Relationship between Plasma Lipoprotein-Associated Phospholipase A2 Concentrations and Apolipoprotein in Stable Coronary Artery Disease Patients.

Background: Increasing evidence states that the plasma lipoprotein-associated phospholipase A2 (Lp-PLA2) levels and apolipoprotein particles are regarded as the risk maker for cardiovascular heart disease. Nevertheless, the issue about whether Lp-PLA2 is associated with apolipoprotein particles in individuals who have been diagnosed as stable coronary artery disease (CAD) remains largely unexplored.

Methods: All 569 participants engaged in this research, who never took lipid-lowering drugs, had been divided into groups by the coronary angiography (CAG), namely, stable CAD: n = 291; non-CAD: n = 278. The results concerning Lp-PLA2 levels were calculated by Elisa Kit, while apolipoprotein particles were measured by the department of laboratory.

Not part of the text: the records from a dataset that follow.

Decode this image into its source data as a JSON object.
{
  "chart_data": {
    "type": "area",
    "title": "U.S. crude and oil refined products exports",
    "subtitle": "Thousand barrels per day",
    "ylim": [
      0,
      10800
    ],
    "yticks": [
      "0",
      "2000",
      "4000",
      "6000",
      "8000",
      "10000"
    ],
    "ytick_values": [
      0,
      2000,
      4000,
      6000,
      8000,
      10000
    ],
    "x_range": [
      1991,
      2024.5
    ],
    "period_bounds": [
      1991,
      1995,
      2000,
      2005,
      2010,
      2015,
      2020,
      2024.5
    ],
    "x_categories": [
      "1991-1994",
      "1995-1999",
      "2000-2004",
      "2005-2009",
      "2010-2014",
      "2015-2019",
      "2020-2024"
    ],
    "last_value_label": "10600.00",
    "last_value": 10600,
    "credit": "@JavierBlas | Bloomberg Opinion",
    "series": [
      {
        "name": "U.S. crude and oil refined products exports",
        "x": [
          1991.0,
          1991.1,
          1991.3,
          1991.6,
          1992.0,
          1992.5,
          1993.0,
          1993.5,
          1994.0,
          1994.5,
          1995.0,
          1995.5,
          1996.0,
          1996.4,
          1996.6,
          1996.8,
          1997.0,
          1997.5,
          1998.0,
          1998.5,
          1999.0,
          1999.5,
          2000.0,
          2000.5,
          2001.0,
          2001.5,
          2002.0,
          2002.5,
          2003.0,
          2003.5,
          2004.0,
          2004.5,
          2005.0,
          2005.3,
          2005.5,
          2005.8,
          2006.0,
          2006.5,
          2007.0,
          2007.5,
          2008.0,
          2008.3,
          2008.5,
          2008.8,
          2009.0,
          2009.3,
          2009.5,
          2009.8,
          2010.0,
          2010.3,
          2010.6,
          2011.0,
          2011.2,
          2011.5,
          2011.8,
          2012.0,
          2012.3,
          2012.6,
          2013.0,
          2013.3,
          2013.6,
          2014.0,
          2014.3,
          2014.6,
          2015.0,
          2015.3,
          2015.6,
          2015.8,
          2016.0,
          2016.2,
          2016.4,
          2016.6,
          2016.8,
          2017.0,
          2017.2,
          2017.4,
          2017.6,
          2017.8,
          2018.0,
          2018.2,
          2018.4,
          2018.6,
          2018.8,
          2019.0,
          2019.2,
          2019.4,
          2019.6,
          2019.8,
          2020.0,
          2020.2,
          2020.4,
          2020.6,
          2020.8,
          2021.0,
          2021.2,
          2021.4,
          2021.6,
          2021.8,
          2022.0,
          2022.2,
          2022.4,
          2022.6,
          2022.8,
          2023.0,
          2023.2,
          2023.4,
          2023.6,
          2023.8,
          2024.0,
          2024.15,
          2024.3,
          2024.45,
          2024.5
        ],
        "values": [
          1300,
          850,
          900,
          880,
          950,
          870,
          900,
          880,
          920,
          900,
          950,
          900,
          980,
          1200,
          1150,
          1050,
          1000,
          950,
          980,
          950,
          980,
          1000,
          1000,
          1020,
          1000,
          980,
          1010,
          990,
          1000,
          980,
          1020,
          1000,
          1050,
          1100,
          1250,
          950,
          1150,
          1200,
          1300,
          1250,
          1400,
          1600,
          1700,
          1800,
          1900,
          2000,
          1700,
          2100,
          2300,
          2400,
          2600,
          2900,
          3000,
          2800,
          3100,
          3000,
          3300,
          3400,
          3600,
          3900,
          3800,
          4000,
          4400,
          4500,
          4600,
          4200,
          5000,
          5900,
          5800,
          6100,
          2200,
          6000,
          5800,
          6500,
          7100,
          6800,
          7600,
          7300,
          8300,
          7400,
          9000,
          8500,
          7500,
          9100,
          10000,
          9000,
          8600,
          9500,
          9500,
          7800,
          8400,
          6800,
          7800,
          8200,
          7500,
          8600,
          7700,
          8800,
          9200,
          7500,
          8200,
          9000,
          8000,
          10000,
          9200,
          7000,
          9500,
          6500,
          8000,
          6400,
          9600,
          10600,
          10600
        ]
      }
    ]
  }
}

Results: The plasma concentration of Lp-PLA2 was remarkably higher in stable CAD group than the non-CAD group (136.0 ± 60.5 ng/mL vs. 113.2 ± 65.6 ng/mL, P < 0.001). Pearson correlation analyses explained the plasma Lp-PLA2 concentration was correlated with apoB (r = 0.390, P < 0.001) and apoB/apoA1 (r = 0.450, P < 0.001), not associated with apoA1 (r = -0.099, P = 0.101). Conversely, the association remains unobserved among non-CAD patients except apoA1. Moreover, multiple linear regression revealed the relations between Lp-PLA2 concentrations and apoB (β = 0.390, P < 0.001), as well as apoB/apoA1 (β = 0.450, P < 0.001), but not apoA1 (β = -0.099, P = 0.121). After adjustment for several risk factors regarding CAD, like hypertension, gender, smoking, age, and diabetes mellitus, there had still been positive associations between the Lp-PLA2 concentration and apoB (β = 0.364, P < 0.001), as well as apoB/apoA1 (β = 0.390, P < 0.001).

Conclusions: The plasma levels of Lp-PLA2 provide positively a key link with apoB, apoB/apoA-1 among stable CAD, denoting the communication between Lp-PLA2 and apolipoprotein particles in the state of CAD.